Transplant rejection hypersensitivity reactions

Trying to clear up my understanding of transplant rejection and how it works. I seem to be getting slightly different info from different sources.


Here’s what I think is going on. Let’s assume I’m receiving a transplant from you.


Hyperacute rejection - I’ve previously formed antibodies against some antigen present in your cells (your liver or whatever). Within minutes, my body mounts an antibody-mediated attack. This is a type II hypersensitivity reaction.


Acute rejection - Some weeks after getting your fresh, new liver (thanks again!), my cytoxic T cells get all agitated at your foreign MHCs. It’s basically a histocompatibility issue, so we’ve really gotta check those HLA types. Since this is T-cell rather than antibody-mediated, it’s a Type IV hypersensitivity rxn.


Chronic rejection - Months or years later, there’s some vascular fibrosis going on. This is mostly an antibody-mediated type III hypersensitivity, but there’s also some T-cell (type IV) involvement? I’m not really clear on this one.


Graft-vs-host disease - Your immunocompetent cells (maybe from that bone marrow transplant you gave me) start attacking my cells. You cheeky bugger. This is a type IV hypersensitivity rxn.

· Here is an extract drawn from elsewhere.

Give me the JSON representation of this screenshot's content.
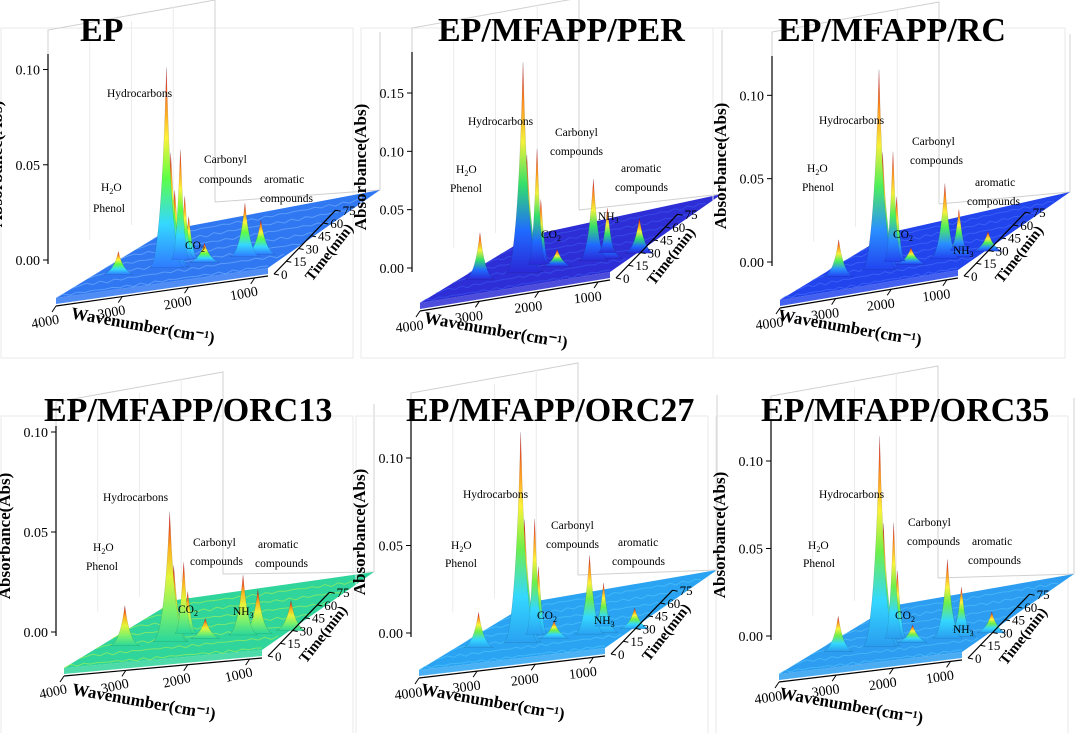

Hm. So unless I’m entirely wrong on something (which is entirely possible), I’m just confused about the mechanism behind chronic rejection.


Anyone able to help clarify things?


Thanks much!

you got them all right. This is the basis for ensuring that you are as close a match as possible.

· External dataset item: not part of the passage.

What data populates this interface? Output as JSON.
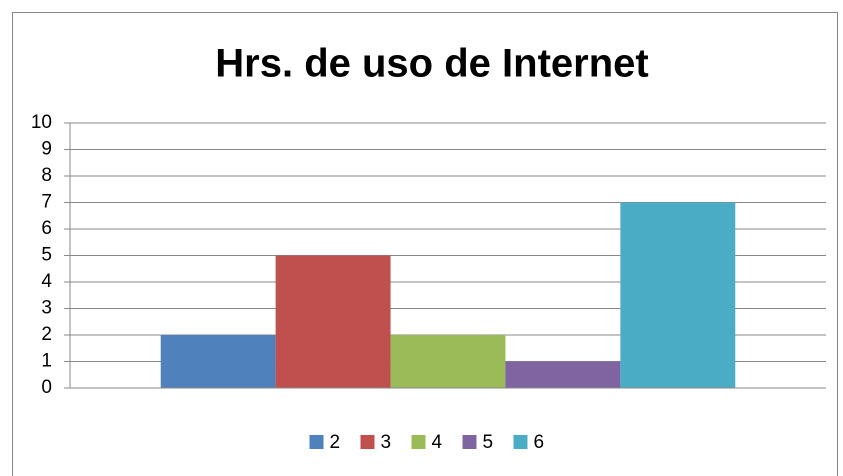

Adam, the truthful textbooks all say for chronic rejection: mechanism poorly understood, no known treatment. Just learn the mechanisms for Hyperacute, Graft v. Host, and Acute, and realize that if onset is gradual over the course of years, you’re in chronic rejection.

Sounds good. Thanks, guys.


Random side note: the NBME practice exam (the one they let you download to practice w/ FRED software) is both reassuring and infurating.